Journal of the New Zealand Medical Association, 25-January-2008, Vol 121 No 1268
Bringing epilepsy out of the shadows in New Zealand
Peter S Bergin, Lynette G Sadleir, Elizabeth B Walker
“The history of epilepsy can be summarised as 4000 years of ignorance, superstition, and stigma followed by 100 years of knowledge, superstition, and stigma.”1 So began an editorial in the British Medical Journal (BMJ) 10 years ago, when a joint campaign to bring epilepsy out of the shadows was launched by the International League Against Epilepsy, the International Bureau for Epilepsy, and the World Health Organization (WHO).
In the editorial, Kale pointed out that discrimination against people with epilepsy and ignorance about the disorder is worldwide. He pointed out that more than three-quarters of people throughout the world who suffer from epilepsy are not currently treated. The global campaign was launched in an effort to rectify this situation.
Epilepsy is one of the more common neurological disorders. If we assume that the prevalence of epilepsy in New Zealand is similar to that of other Western nations (0.5% to 0.7%),2 then there are approximately 20,000–28,000 people in New Zealand who have epilepsy. The risk of having at least one epileptic seizure at some time during one’s life is considerably greater, with figures suggesting that by the age of 84, approximately 5% of people will have had one or more seizures.3
The situation regarding the management of epilepsy in New Zealand is certainly not as dire as it is in parts of the developing world. Yet there is no doubt that negative attitudes towards people with epilepsy are common here too. There remain many misconceptions regarding epilepsy in the general community, and funding for treatments for epilepsy is unsatisfactory.
In an effort to improve the management of patients with epilepsy here, a group of adult and paediatric neurologists formed the New Zealand chapter of the International League against Epilepsy (ILAE) in November 2006. The chapter was ratified at the 27th International Epilepsy Congress, held in Singapore in July 2007.
The ILAE now has chapters in 99 countries. Its goals are:
The New Zealand chapter is for health professionals with a particular interest in epilepsy. It is aimed primarily at doctors but other health professionals are also welcome to join. The NZLAE is hoping to improve the care of patients with epilepsy in a variety of ways:
There is considerable ignorance about epilepsy within the wider community, and an unacceptable degree of prejudice still occurs as a result of this lack of knowledge. Epilepsy does not have a high profile amongst those who make funding decisions regarding healthcare. This is probably, at least in part, because many patients with epilepsy are socially disadvantaged.

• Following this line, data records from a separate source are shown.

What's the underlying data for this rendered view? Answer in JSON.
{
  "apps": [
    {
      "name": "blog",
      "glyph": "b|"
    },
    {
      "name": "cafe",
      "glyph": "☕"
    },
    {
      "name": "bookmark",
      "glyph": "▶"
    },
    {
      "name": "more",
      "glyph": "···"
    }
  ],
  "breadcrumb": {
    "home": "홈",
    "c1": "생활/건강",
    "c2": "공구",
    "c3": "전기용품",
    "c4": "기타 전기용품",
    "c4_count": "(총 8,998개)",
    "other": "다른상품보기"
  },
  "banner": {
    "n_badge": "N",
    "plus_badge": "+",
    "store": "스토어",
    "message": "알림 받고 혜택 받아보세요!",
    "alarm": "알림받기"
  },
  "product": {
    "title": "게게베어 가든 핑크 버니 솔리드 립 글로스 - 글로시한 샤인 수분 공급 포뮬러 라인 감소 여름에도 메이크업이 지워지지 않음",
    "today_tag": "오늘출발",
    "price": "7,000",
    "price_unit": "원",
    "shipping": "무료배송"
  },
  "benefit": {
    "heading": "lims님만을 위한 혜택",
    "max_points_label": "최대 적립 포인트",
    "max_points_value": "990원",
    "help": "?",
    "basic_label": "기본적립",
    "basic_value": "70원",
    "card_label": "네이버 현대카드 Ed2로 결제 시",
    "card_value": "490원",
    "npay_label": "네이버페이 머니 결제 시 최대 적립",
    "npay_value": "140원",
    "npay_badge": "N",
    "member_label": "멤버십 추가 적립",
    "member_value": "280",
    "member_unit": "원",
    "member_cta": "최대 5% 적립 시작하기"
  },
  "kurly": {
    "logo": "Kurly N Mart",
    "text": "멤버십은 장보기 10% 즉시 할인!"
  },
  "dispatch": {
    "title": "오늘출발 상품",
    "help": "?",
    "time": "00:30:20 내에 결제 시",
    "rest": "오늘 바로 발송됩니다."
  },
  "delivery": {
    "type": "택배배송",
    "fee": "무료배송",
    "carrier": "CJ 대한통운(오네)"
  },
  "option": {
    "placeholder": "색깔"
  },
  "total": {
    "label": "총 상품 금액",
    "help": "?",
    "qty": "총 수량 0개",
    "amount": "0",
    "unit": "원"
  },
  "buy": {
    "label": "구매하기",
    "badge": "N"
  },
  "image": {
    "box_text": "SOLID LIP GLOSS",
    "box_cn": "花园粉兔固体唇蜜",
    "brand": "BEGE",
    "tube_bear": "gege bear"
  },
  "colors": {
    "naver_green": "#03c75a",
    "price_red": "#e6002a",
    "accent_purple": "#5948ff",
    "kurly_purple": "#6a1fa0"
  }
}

People with epilepsy often have difficulty obtaining jobs, and may be dismissed unfairly if they have a seizure at work. The NZLAE intends to work with the lay group, ‘Epilepsy New Zealand’ to help raise the profile of epilepsy within the general community. People within the broader community need to be more confident in dealing with a person having an epileptic seizure.

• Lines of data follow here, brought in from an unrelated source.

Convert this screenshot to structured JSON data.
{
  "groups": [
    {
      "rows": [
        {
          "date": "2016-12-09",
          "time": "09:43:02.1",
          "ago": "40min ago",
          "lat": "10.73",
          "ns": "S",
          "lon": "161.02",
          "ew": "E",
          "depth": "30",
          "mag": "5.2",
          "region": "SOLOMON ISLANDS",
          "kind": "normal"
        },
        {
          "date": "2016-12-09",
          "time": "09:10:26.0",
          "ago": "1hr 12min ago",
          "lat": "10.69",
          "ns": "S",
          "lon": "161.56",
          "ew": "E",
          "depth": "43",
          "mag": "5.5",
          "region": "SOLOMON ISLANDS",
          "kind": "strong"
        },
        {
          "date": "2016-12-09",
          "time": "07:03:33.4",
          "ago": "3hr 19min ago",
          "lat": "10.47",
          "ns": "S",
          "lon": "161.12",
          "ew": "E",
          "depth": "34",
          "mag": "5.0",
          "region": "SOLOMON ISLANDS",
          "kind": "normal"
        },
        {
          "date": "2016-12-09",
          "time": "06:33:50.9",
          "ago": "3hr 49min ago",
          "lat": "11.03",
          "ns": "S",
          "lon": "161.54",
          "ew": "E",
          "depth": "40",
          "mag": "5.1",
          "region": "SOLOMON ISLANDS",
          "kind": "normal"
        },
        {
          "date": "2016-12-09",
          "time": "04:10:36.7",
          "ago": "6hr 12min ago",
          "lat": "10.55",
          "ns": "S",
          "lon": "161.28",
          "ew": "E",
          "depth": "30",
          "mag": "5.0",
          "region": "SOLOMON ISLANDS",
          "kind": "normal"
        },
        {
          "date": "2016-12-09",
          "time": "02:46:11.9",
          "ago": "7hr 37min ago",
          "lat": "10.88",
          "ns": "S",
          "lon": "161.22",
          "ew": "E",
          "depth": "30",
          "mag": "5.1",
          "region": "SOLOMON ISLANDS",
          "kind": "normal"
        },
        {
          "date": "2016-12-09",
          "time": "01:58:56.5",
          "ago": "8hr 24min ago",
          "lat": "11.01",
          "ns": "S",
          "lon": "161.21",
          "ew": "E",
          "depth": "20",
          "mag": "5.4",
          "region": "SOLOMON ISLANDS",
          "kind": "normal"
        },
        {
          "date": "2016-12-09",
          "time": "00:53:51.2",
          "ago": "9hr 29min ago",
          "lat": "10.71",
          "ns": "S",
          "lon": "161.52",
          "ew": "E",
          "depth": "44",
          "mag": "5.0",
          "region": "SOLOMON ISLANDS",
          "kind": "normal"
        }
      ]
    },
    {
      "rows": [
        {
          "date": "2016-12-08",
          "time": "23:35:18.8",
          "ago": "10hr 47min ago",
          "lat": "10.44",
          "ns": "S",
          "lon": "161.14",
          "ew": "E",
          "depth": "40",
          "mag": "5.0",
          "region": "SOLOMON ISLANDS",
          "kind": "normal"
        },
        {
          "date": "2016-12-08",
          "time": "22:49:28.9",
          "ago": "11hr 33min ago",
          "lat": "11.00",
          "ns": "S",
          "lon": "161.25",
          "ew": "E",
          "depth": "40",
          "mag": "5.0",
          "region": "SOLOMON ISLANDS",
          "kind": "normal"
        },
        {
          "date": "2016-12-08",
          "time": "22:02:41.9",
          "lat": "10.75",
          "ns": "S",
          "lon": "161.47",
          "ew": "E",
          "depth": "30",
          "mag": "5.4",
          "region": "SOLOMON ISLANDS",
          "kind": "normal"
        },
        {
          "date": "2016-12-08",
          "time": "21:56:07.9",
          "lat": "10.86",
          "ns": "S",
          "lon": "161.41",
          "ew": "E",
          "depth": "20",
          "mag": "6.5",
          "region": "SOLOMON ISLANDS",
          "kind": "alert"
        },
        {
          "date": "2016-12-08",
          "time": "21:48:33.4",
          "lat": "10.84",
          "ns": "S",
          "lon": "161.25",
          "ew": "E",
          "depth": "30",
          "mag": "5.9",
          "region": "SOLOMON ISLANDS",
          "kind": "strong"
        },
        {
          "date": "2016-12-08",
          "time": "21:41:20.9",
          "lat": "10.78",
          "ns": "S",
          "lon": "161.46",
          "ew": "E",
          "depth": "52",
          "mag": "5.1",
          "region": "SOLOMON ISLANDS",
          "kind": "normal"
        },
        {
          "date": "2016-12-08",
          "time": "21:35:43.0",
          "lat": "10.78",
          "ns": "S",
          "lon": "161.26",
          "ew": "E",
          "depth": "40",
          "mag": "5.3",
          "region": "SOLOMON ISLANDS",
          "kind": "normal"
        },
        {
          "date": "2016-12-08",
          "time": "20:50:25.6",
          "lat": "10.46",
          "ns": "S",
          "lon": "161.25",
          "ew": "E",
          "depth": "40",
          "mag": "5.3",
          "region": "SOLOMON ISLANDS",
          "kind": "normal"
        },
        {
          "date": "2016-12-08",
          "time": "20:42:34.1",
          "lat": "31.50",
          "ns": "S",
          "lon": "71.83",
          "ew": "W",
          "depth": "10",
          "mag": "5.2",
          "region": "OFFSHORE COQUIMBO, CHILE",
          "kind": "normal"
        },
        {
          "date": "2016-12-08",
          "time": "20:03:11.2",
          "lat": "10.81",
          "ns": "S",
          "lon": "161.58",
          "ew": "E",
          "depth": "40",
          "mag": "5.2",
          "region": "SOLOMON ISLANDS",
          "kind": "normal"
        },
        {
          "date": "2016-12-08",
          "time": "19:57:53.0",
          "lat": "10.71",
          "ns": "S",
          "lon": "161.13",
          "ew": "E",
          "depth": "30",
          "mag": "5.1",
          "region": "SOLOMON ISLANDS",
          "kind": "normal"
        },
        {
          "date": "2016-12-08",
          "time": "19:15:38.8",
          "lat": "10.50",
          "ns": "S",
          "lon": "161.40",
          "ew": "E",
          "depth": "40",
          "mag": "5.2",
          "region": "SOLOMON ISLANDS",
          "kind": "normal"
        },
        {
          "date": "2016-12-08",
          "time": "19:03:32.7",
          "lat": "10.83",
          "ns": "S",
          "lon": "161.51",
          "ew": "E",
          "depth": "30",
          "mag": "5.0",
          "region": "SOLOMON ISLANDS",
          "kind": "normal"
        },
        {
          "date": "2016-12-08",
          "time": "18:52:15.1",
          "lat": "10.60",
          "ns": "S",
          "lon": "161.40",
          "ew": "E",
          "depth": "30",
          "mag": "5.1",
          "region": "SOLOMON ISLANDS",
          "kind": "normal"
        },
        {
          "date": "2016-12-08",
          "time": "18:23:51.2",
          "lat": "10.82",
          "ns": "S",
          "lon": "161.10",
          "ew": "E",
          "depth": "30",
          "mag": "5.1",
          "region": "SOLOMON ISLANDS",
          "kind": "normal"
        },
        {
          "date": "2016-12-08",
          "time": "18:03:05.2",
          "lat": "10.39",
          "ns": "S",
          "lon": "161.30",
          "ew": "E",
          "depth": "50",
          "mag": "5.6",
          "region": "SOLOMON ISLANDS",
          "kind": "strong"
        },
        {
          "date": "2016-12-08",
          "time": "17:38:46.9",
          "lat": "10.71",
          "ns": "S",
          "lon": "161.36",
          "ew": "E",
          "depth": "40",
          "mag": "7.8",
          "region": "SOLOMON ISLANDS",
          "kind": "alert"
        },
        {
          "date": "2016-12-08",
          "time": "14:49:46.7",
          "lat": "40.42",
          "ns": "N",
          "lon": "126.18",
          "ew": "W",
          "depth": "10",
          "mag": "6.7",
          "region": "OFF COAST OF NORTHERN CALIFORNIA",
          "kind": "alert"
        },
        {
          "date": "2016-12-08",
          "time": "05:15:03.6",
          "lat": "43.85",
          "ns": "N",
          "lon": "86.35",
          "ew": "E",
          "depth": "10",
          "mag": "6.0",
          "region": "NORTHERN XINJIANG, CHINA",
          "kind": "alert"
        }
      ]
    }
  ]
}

At present, many people are frightened when they witness an epileptic seizure, but we believe that this is primarily because of ignorance about epilepsy. We think that information on management of seizures should be given to all children in schools, so that the stigma sometimes associated with the condition can be reduced.
Although many patients with epilepsy have their seizures controlled relatively easily, there are other patients whose seizures are refractory to anti-epileptic drugs. In these situations, it is helpful to have as many options as possible for treating patients. Several drugs have been introduced to neurological practice elsewhere that are not currently available in New Zealand. Foremost amongst these is levetiracetam, which is now widely used throughout Europe, USA, and Australia. It has not yet been introduced to New Zealand, for reasons that are not entirely clear to us.

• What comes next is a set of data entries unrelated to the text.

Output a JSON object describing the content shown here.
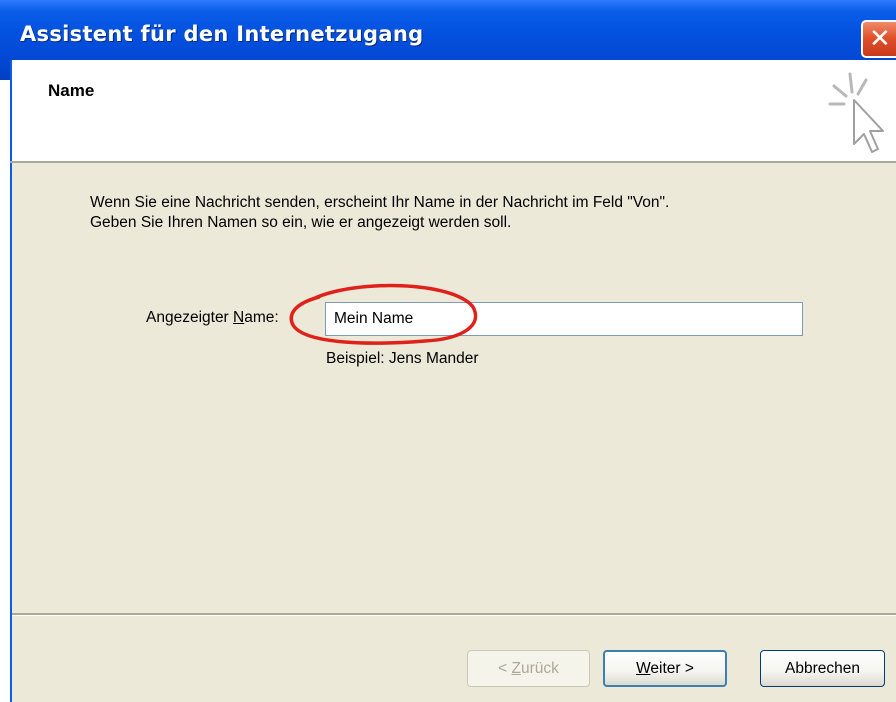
{
  "window": {
    "title": "Assistent für den Internetzugang",
    "close_icon": "close-icon"
  },
  "header": {
    "title": "Name",
    "icon": "wizard-cursor-icon"
  },
  "body": {
    "description_line1": "Wenn Sie eine Nachricht senden, erscheint Ihr Name in der Nachricht im Feld \"Von\".",
    "description_line2": "Geben Sie Ihren Namen so ein, wie er angezeigt werden soll.",
    "field_label_prefix": "Angezeigter ",
    "field_label_accel": "N",
    "field_label_suffix": "ame:",
    "name_value": "Mein Name",
    "example": "Beispiel: Jens Mander"
  },
  "buttons": {
    "back_prefix": "< ",
    "back_accel": "Z",
    "back_suffix": "urück",
    "next_accel": "W",
    "next_suffix": "eiter >",
    "cancel": "Abbrechen"
  },
  "colors": {
    "titlebar": "#0451e0",
    "body_background": "#ece9d8",
    "highlight_ellipse": "#e0201a",
    "close_button": "#e0532e"
  }
}
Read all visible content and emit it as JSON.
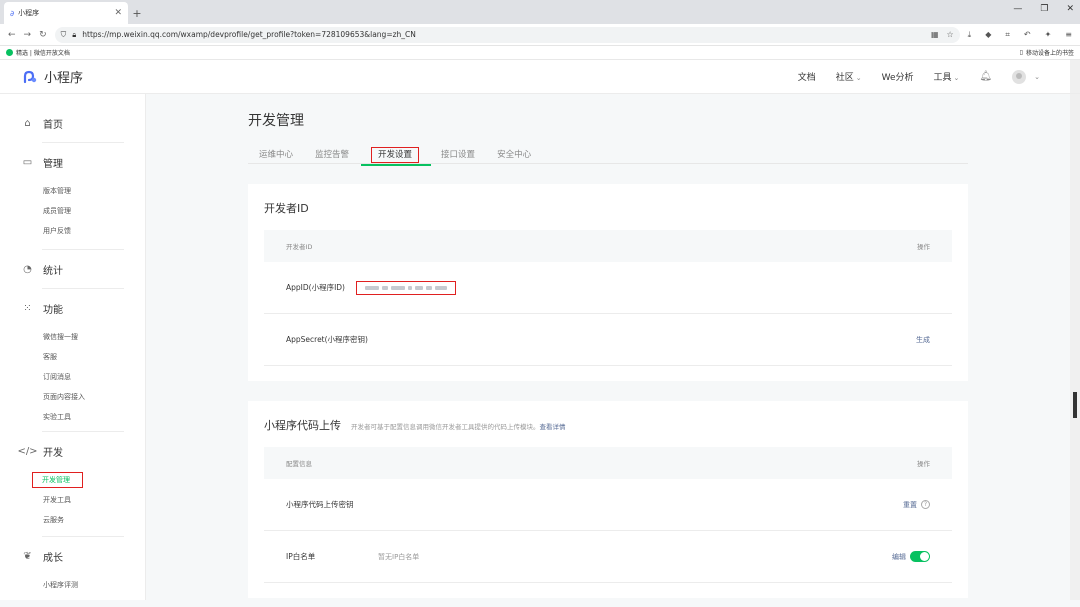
{
  "browser": {
    "tab_title": "小程序",
    "url": "https://mp.weixin.qq.com/wxamp/devprofile/get_profile?token=728109653&lang=zh_CN",
    "bookmarks_left": "精选 | 微信开放文档",
    "bookmarks_right": "移动设备上的书签"
  },
  "header": {
    "app_name": "小程序",
    "nav": [
      "文档",
      "社区",
      "We分析",
      "工具"
    ]
  },
  "sidebar": {
    "groups": [
      {
        "label": "首页",
        "icon": "home-icon",
        "items": []
      },
      {
        "label": "管理",
        "icon": "manage-icon",
        "items": [
          "版本管理",
          "成员管理",
          "用户反馈"
        ]
      },
      {
        "label": "统计",
        "icon": "stats-icon",
        "items": []
      },
      {
        "label": "功能",
        "icon": "feature-icon",
        "items": [
          "微信搜一搜",
          "客服",
          "订阅消息",
          "页面内容接入",
          "实验工具"
        ]
      },
      {
        "label": "开发",
        "icon": "code-icon",
        "items": [
          "开发管理",
          "开发工具",
          "云服务"
        ]
      },
      {
        "label": "成长",
        "icon": "growth-icon",
        "items": [
          "小程序评测"
        ]
      }
    ]
  },
  "page": {
    "title": "开发管理",
    "tabs": [
      "运维中心",
      "监控告警",
      "开发设置",
      "接口设置",
      "安全中心"
    ],
    "active_tab": "开发设置"
  },
  "dev_id_card": {
    "title": "开发者ID",
    "col_name": "开发者ID",
    "col_op": "操作",
    "rows": [
      {
        "label": "AppID(小程序ID)",
        "op": ""
      },
      {
        "label": "AppSecret(小程序密钥)",
        "op": "生成"
      }
    ]
  },
  "upload_card": {
    "title": "小程序代码上传",
    "desc": "开发者可基于配置信息调用微信开发者工具提供的代码上传模块。",
    "desc_link": "查看详情",
    "col_name": "配置信息",
    "col_op": "操作",
    "rows": [
      {
        "label": "小程序代码上传密钥",
        "value": "",
        "op": "重置"
      },
      {
        "label": "IP白名单",
        "value": "暂无IP白名单",
        "op": "编辑"
      }
    ]
  },
  "colors": {
    "accent": "#07c160",
    "link": "#576b95",
    "highlight": "#e02020"
  }
}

The New Zealand chapter intends to work constructively with both the drug company and the Pharmaceutical Management Agency of New Zealand (PHARMAC) to ensure that this valuable drug is made available as soon as possible for New Zealand patients.
The New Zealand chapter intends to foster and promote research into various aspects of epilepsy. Research projects currently being undertaken by members of the NZLAE include an Internet recruitment and therapy study and an epilepsy genetics study designed to find new epilepsy genes.
We are keen to explore the use of the Internet to recruit patients for epilepsy drug trials. Although there are now numerous drugs available to treat patients with epilepsy, there is surprisingly little information regarding the optimal treatment of patients with particular epilepsy syndromes. We have therefore created a database and website to collect information about patients’ seizure types and epilepsy syndromes, and will encourage neurologists to enter data on patients whose epilepsy is not easily controlled.
We have recently commenced a pilot study in which we are recruiting patients who have failed to respond to the first anti-epileptic drug they were prescribed. Patients will be randomised to receive an alternative anti-epileptic drug. We would like to recruit patients from throughout the country over the next 6 months, and invite physicians, paediatricians, and general practitioners to refer such patients to a neurologist or paediatric neurologist during this period.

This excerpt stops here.